NF-κB is a redox-sensitive transcription factor that regulates various aspects of the immune and inflammatory response [5]. It is well known that activation of the NF-κB pathway will contribute to the excessive production of pro-inflammatory cytokines, such as IL-1β, IL-6 and TNF-α [6]. Toll-like receptors (TLRs) are pathogen pattern recognition receptors with a vital role in the activation of both innate and adaptive immunity via controlling the production of cytokines in response to various inflammatory stimuli [7]. TLR4 recognizes endogenous ligands, such as oxidized LDL, fibronectin and heat shock proteins, which are involved in the inflammatory processes of atherosclerosis [8].
There is growing evidence that vascular smooth muscle plays a key role in many physiological and pathological events of the blood vessels, including atherosclerosis [9]. Inflammatory cytokines stimulate the migration and proliferation of vascular smooth muscle cells (VSMCs) and then initiate the inflammatory cascade inside the arterial wall [10]. Proliferation of VSMCs is essential for neointimal development in vessels in vascular diseases [11]. Moreover, palmitic acid, the most abundant saturated fatty acid among free fatty acids, also plays an important role in the development of atherosclerosis [12].

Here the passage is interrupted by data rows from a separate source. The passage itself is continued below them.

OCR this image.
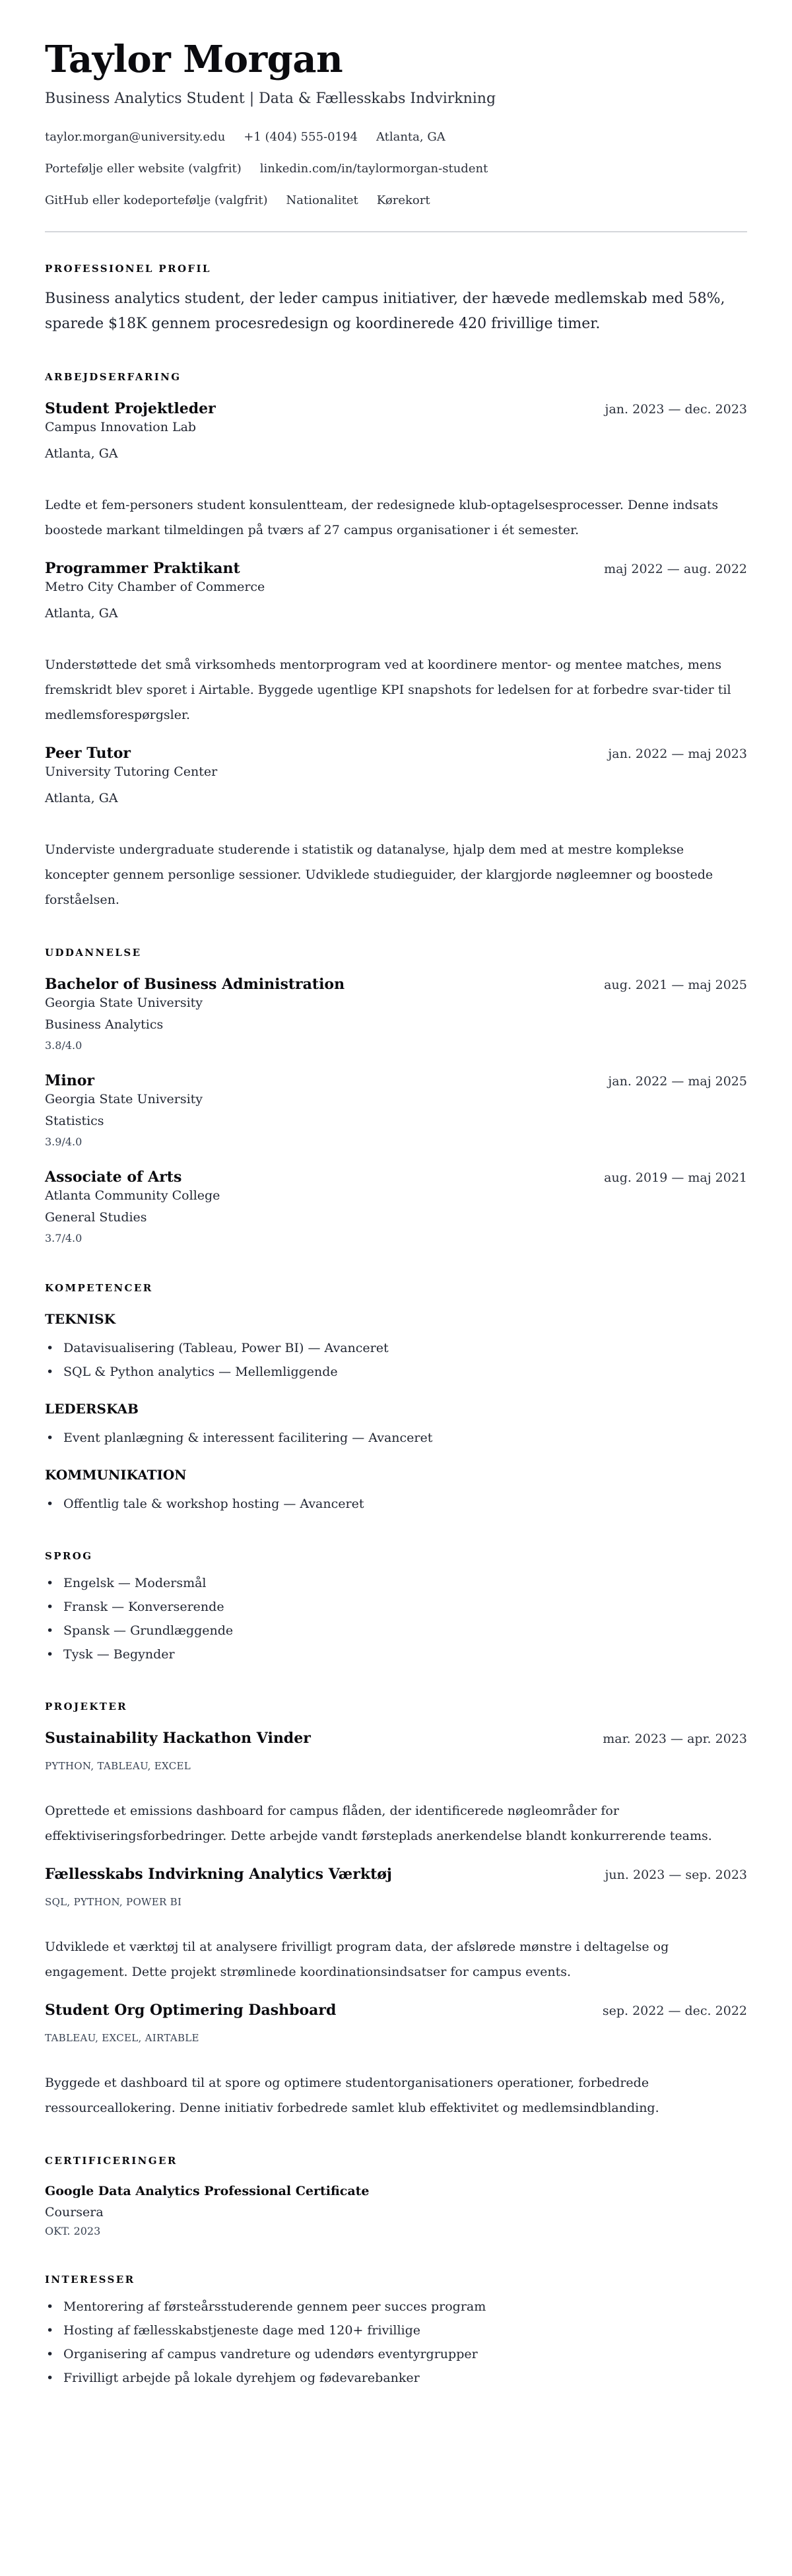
Taylor Morgan
Business Analytics Student | Data & Fællesskabs Indvirkning
taylor.morgan@university.edu +1 (404) 555-0194 Atlanta, GA
Portefølje eller website (valgfrit) linkedin.com/in/taylormorgan-student
GitHub eller kodeportefølje (valgfrit) Nationalitet Kørekort
PROFESSIONEL PROFIL
Business analytics student, der leder campus initiativer, der hævede medlemskab med 58%, sparede $18K gennem procesredesign og koordinerede 420 frivillige timer.
ARBEJDSERFARING
Student Projektleder	jan. 2023 — dec. 2023
Campus Innovation Lab
Atlanta, GA
Ledte et fem-personers student konsulentteam, der redesignede klub-optagelsesprocesser. Denne indsats boostede markant tilmeldingen på tværs af 27 campus organisationer i ét semester.
Programmer Praktikant	maj 2022 — aug. 2022
Metro City Chamber of Commerce
Atlanta, GA
Understøttede det små virksomheds mentorprogram ved at koordinere mentor- og mentee matches, mens fremskridt blev sporet i Airtable. Byggede ugentlige KPI snapshots for ledelsen for at forbedre svar-tider til medlemsforespørgsler.
Peer Tutor	jan. 2022 — maj 2023
University Tutoring Center
Atlanta, GA
Underviste undergraduate studerende i statistik og datanalyse, hjalp dem med at mestre komplekse koncepter gennem personlige sessioner. Udviklede studieguider, der klargjorde nøgleemner og boostede forståelsen.
UDDANNELSE
Bachelor of Business Administration	aug. 2021 — maj 2025
Georgia State University
Business Analytics
3.8/4.0
Minor	jan. 2022 — maj 2025
Georgia State University
Statistics
3.9/4.0
Associate of Arts	aug. 2019 — maj 2021
Atlanta Community College
General Studies
3.7/4.0
KOMPETENCER
TEKNISK
• Datavisualisering (Tableau, Power BI) — Avanceret
• SQL & Python analytics — Mellemliggende
LEDERSKAB
• Event planlægning & interessent facilitering — Avanceret
KOMMUNIKATION
• Offentlig tale & workshop hosting — Avanceret
SPROG
• Engelsk — Modersmål
• Fransk — Konverserende
• Spansk — Grundlæggende
• Tysk — Begynder
PROJEKTER
Sustainability Hackathon Vinder	mar. 2023 — apr. 2023
PYTHON, TABLEAU, EXCEL
Oprettede et emissions dashboard for campus flåden, der identificerede nøgleområder for effektiviseringsforbedringer. Dette arbejde vandt førsteplads anerkendelse blandt konkurrerende teams.
Fællesskabs Indvirkning Analytics Værktøj	jun. 2023 — sep. 2023
SQL, PYTHON, POWER BI
Udviklede et værktøj til at analysere frivilligt program data, der afslørede mønstre i deltagelse og engagement. Dette projekt strømlinede koordinationsindsatser for campus events.
Student Org Optimering Dashboard	sep. 2022 — dec. 2022
TABLEAU, EXCEL, AIRTABLE
Byggede et dashboard til at spore og optimere studentorganisationers operationer, forbedrede ressourceallokering. Denne initiativ forbedrede samlet klub effektivitet og medlemsindblanding.
CERTIFICERINGER
Google Data Analytics Professional Certificate
Coursera
OKT. 2023
INTERESSER
• Mentorering af førsteårsstuderende gennem peer succes program
• Hosting af fællesskabstjeneste dage med 120+ frivillige
• Organisering af campus vandreture og udendørs eventyrgrupper
• Frivilligt arbejde på lokale dyrehjem og fødevarebanker
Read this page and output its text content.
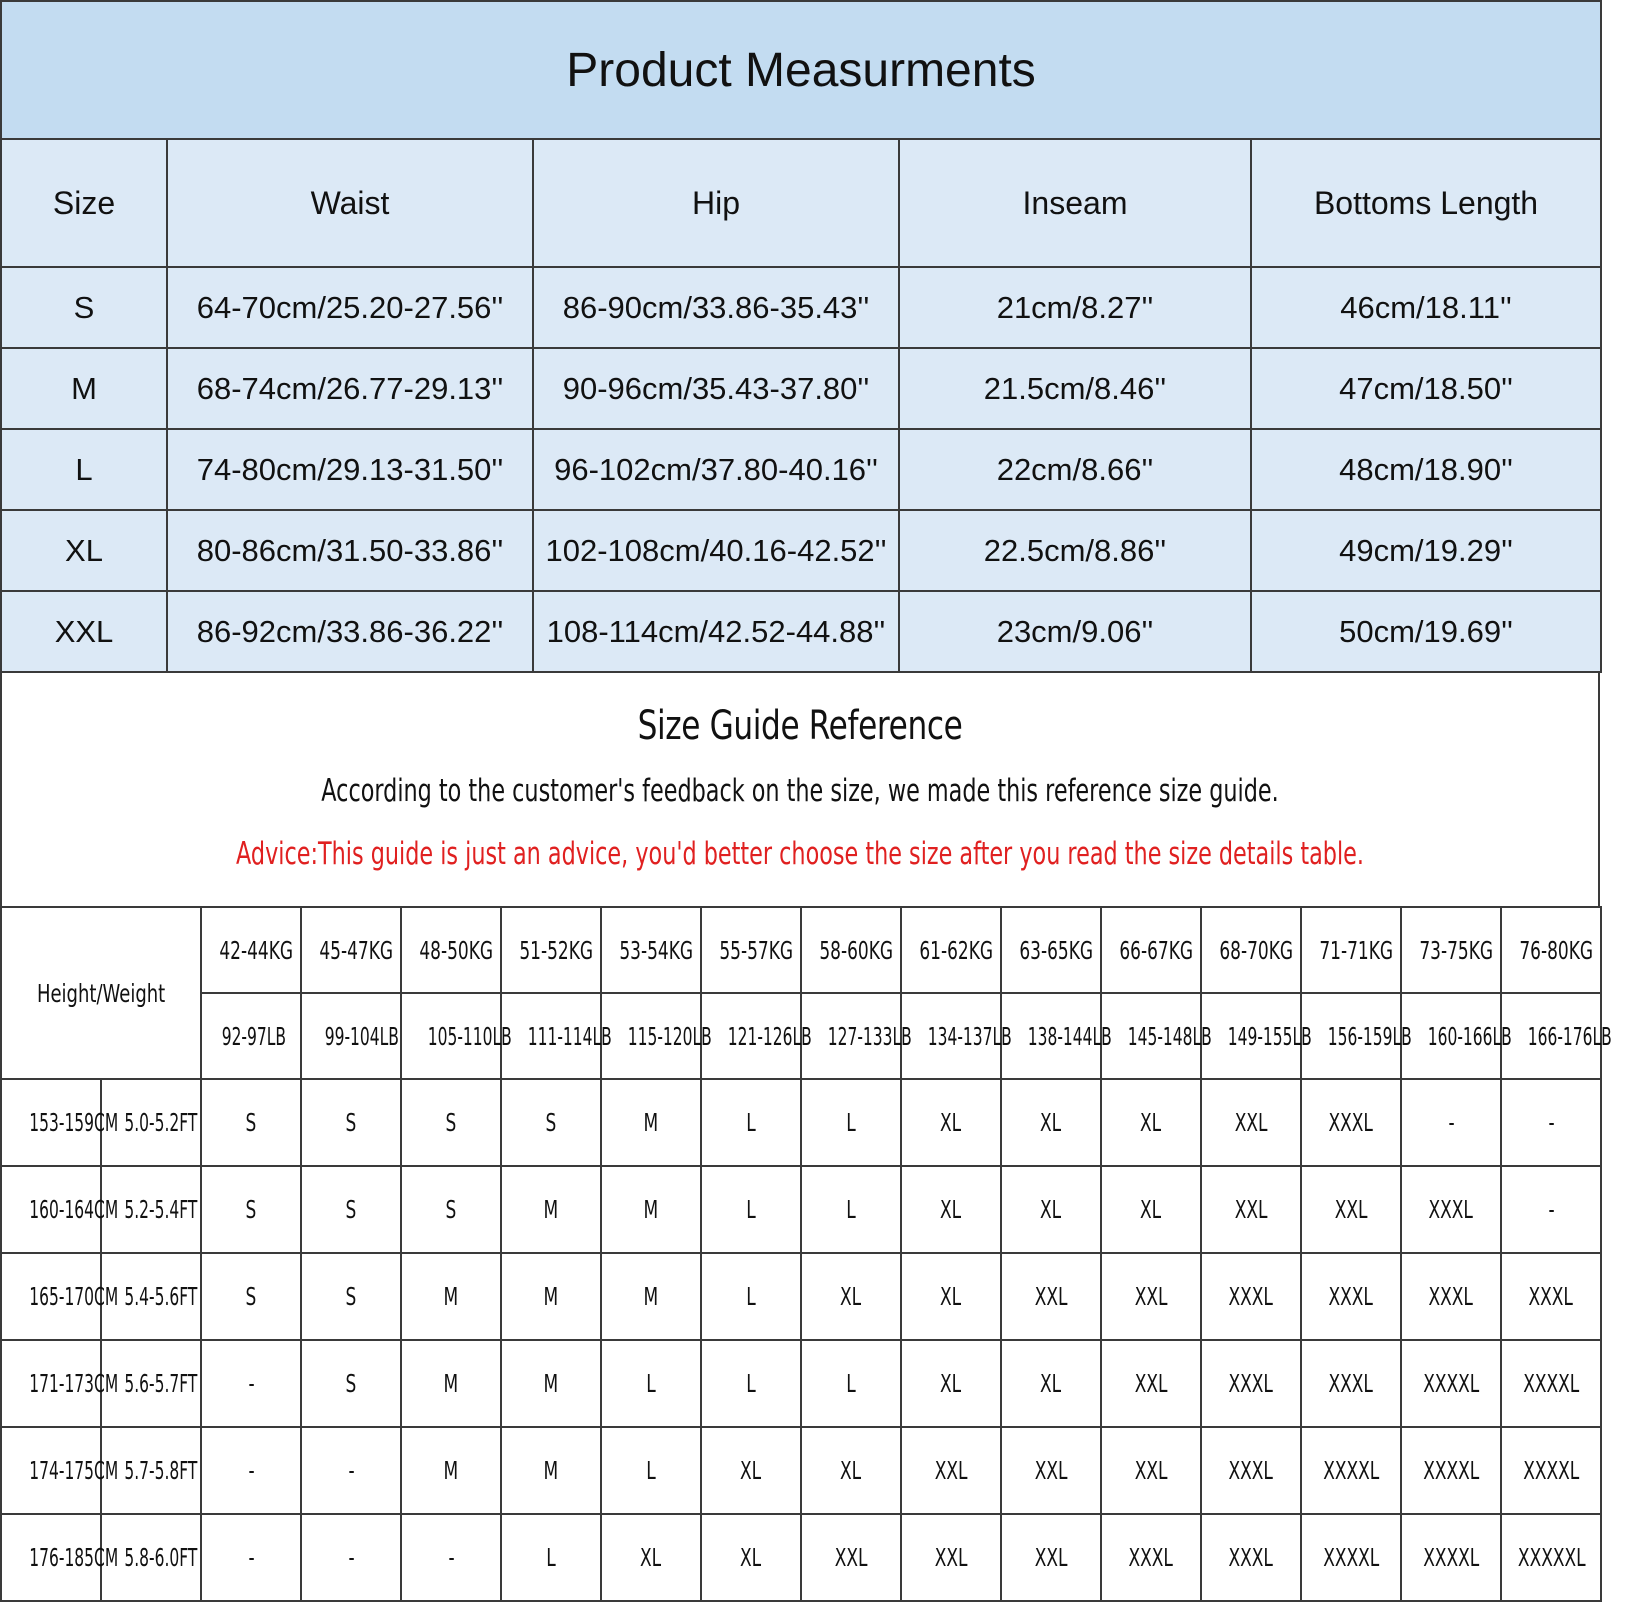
Product Measurments				
Size	Waist	Hip	Inseam	Bottoms Length
S	64-70cm/25.20-27.56''	86-90cm/33.86-35.43''	21cm/8.27''	46cm/18.11''
M	68-74cm/26.77-29.13''	90-96cm/35.43-37.80''	21.5cm/8.46''	47cm/18.50''
L	74-80cm/29.13-31.50''	96-102cm/37.80-40.16''	22cm/8.66''	48cm/18.90''
XL	80-86cm/31.50-33.86''	102-108cm/40.16-42.52''	22.5cm/8.86''	49cm/19.29''
XXL	86-92cm/33.86-36.22''	108-114cm/42.52-44.88''	23cm/9.06''	50cm/19.69''
Size Guide Reference
According to the customer's feedback on the size, we made this reference size guide.
Advice:This guide is just an advice, you'd better choose the size after you read the size details table.
Height/Weight		42-44KG	45-47KG	48-50KG	51-52KG	53-54KG	55-57KG	58-60KG	61-62KG	63-65KG	66-67KG	68-70KG	71-71KG	73-75KG	76-80KG
		92-97LB	99-104LB	105-110LB	111-114LB	115-120LB	121-126LB	127-133LB	134-137LB	138-144LB	145-148LB	149-155LB	156-159LB	160-166LB	166-176LB
153-159CM	5.0-5.2FT	S	S	S	S	M	L	L	XL	XL	XL	XXL	XXXL	-	-
160-164CM	5.2-5.4FT	S	S	S	M	M	L	L	XL	XL	XL	XXL	XXL	XXXL	-
165-170CM	5.4-5.6FT	S	S	M	M	M	L	XL	XL	XXL	XXL	XXXL	XXXL	XXXL	XXXL
171-173CM	5.6-5.7FT	-	S	M	M	L	L	L	XL	XL	XXL	XXXL	XXXL	XXXXL	XXXXL
174-175CM	5.7-5.8FT	-	-	M	M	L	XL	XL	XXL	XXL	XXL	XXXL	XXXXL	XXXXL	XXXXL
176-185CM	5.8-6.0FT	-	-	-	L	XL	XL	XXL	XXL	XXL	XXXL	XXXL	XXXXL	XXXXL	XXXXXL
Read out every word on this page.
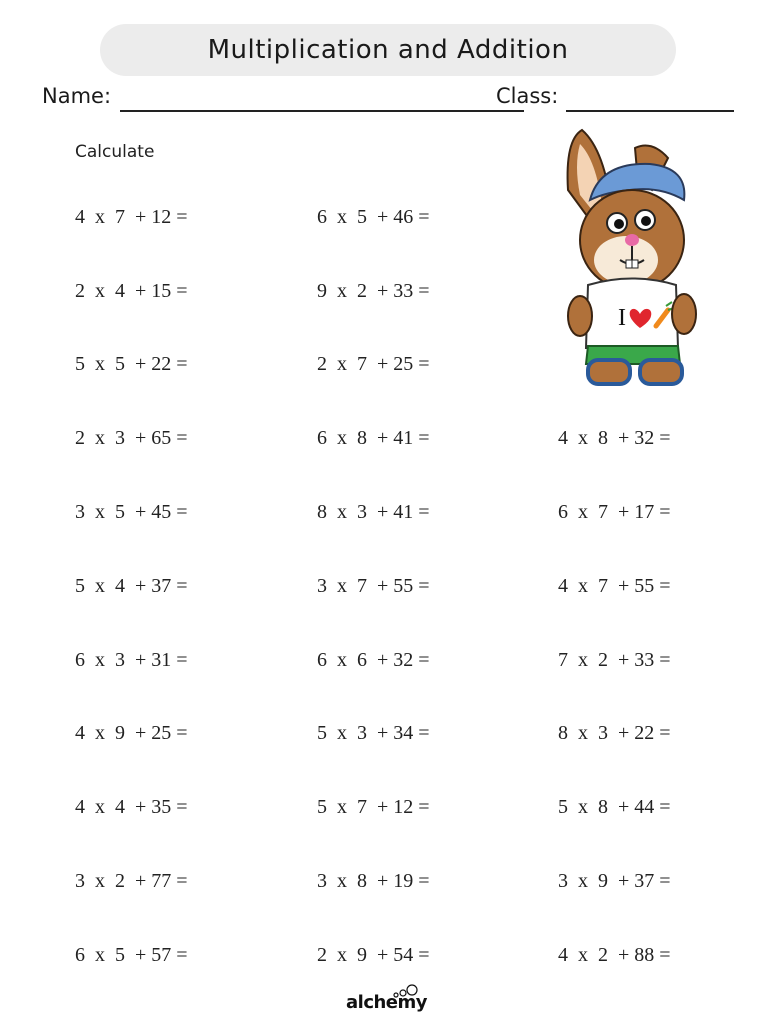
Multiplication and Addition
Name:	Class:
Calculate
4  x  7  + 12 =	6  x  5  + 46 =
2  x  4  + 15 =	9  x  2  + 33 =
5  x  5  + 22 =	2  x  7  + 25 =
2  x  3  + 65 =	6  x  8  + 41 =	4  x  8  + 32 =
3  x  5  + 45 =	8  x  3  + 41 =	6  x  7  + 17 =
5  x  4  + 37 =	3  x  7  + 55 =	4  x  7  + 55 =
6  x  3  + 31 =	6  x  6  + 32 =	7  x  2  + 33 =
4  x  9  + 25 =	5  x  3  + 34 =	8  x  3  + 22 =
4  x  4  + 35 =	5  x  7  + 12 =	5  x  8  + 44 =
3  x  2  + 77 =	3  x  8  + 19 =	3  x  9  + 37 =
6  x  5  + 57 =	2  x  9  + 54 =	4  x  2  + 88 =
I
alchemy
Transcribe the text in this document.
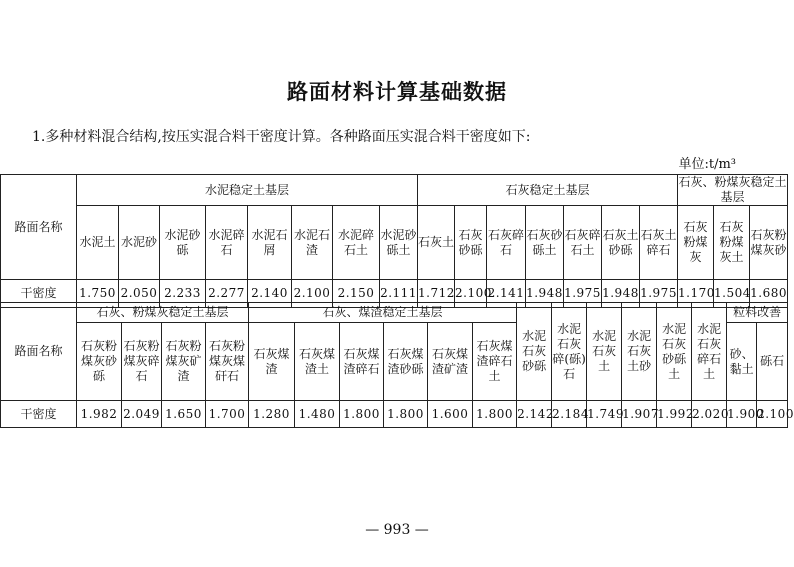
路面材料计算基础数据
1.多种材料混合结构,按压实混合料干密度计算。各种路面压实混合料干密度如下:
单位:t/m³
路面名称	水泥稳定土基层								石灰稳定土基层							石灰、粉煤灰稳定土基层		
	水泥土	水泥砂	水泥砂砾	水泥碎石	水泥石屑	水泥石渣	水泥碎石土	水泥砂砾土	石灰土	石灰砂砾	石灰碎石	石灰砂砾土	石灰碎石土	石灰土砂砾	石灰土碎石	石灰粉煤灰	石灰粉煤灰土	石灰粉煤灰砂
干密度	1.750	2.050	2.233	2.277	2.140	2.100	2.150	2.111	1.712	2.100	2.141	1.948	1.975	1.948	1.975	1.170	1.504	1.680
路面名称	石灰、粉煤灰稳定土基层				石灰、煤渣稳定土基层						水泥石灰砂砾	水泥石灰碎(砾)石	水泥石灰土	水泥石灰土砂	水泥石灰砂砾土	水泥石灰碎石土	粒料改善	
	石灰粉煤灰砂砾	石灰粉煤灰碎石	石灰粉煤灰矿渣	石灰粉煤灰煤矸石	石灰煤渣	石灰煤渣土	石灰煤渣碎石	石灰煤渣砂砾	石灰煤渣矿渣	石灰煤渣碎石土							砂、黏土	砾石
干密度	1.982	2.049	1.650	1.700	1.280	1.480	1.800	1.800	1.600	1.800	2.142	2.184	1.749	1.907	1.992	2.020	1.900	2.100
— 993 —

To date, many Chinese herbal medicines have been widely applied in the treatment of inflammatory diseases [4]. Paeoniflorin is one of the bioactive monoterpene glucosides in Paeoniae Radix, the roots of Paeonia lactiflora [13]. Accumulating evidence has shown that paeoniflorin possesses anti-oxidative, anti-inflammatory and anti-hyperglycaemic properties [14,15,16]. Although several studies have reported on the anti-inflammatory activities of paeoniflorin, no research has demonstrated the effect of paeoniflorin on atherosclerosis. Therefore, in the present study, we attempted to investigate whether paeoniflorin could protect against high-fat diet-induced atherosclerosis in rats and elucidate the potential anti-inflammatory mechanisms in palmitic acid (PA)-treated VSMCs. The results of the present study might support the clinical application of paeoniflorin in treating atherosclerosis.
MATERIALS AND METHODS
Reagents
Paeoniflorin (HPLC ≥ 98%) was purchased from Shanghai Yuanye Biological Technology Co., Ltd. (Shanghai, China) (Fig. 1). Palmitic acid was purchased from Sigma (St. Louis, USA). Foetal bovine serum (FBS) and 0.25% trypsin-EDTA were purchased from Gibco (Grand Island, NY, USA). VSMCs were purchased from the American Type Culture Collection (ATCC T/G HA-VSMC). IL-1β, IL-6 and TNF-α enzyme-linked immunosorbent assay (ELISA) kits were purchased from BioLegend (Camino Santa Fe, USA). All antibodies used in the study were purchased from Cell Signaling Technology (Danvers, MA). qPCR was carried out using the SYBR green Plus reagent kit (Roche Applied Science, Mannheim, Germany). All other chemicals and reagents were of the highest commercial grade available.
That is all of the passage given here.